Microsegregation during Solidification of Graphitic Fiber-Reinforced Aluminum Alloys under External Heat Sinks

Squeeze casting and melt infiltration were employed in processing continuous graphitic fiber-reinforced aluminum matrix composites. The fiber reinforcements were (1) uncoated carbon fiber (UNC-CF), (2) Ni-coated carbon fiber (NiC-CF), and (3) bare graphite fibers (GRFs), and they were externally cooled to enhance the local solidification of the matrix alloy. The solidified microstructures and their composition profiles were examined using optical microscopy, scanning electron microscopy–energy-dispersive X-ray, and electron probe microanalysis–wavelengh-dispersive X-ray. The resultant microstructures in the UNC-CF and NiC-CF–reinforced composites exhibited significant differences from those found in the GRF-reinforced composite, in terms of solidified morphologies and compositions. It was found that coarse columnar dendrites developed in the fiber-free matrix, fine equiaxed dendrites in the chilled matrix, and columnar-like arms in the fiber-reinforced matrices.

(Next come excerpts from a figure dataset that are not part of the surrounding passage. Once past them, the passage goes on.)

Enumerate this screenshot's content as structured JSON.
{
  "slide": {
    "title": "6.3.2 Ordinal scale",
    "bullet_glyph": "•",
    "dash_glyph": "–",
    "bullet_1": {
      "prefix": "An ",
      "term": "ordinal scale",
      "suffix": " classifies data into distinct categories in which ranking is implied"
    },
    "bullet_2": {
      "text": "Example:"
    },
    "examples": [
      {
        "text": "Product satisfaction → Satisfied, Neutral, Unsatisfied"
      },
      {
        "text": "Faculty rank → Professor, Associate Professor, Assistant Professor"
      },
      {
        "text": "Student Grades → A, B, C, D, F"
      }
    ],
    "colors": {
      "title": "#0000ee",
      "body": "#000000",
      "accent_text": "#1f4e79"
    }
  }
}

In contrast, in bare GRF-reinforced composites, two distinct regions were clearly distinguished: (1) a region consisting of coarse equiaxed dendrites in the fiber-free matrix and (2) a featureless morphology within the fiber reinforcement regions. These distinct microstructures were attributed to preferential heat extraction through the GRFs, which possess a relatively high thermal conductivity. Apparently, heat extraction through the GRFs led to the formation of single α-Al envelopes on the fiber surfaces. In addition, the extent of solute segregation found in the GRF-reinforced alloy composite was relatively small when compared with the CF-reinforced alloy composites.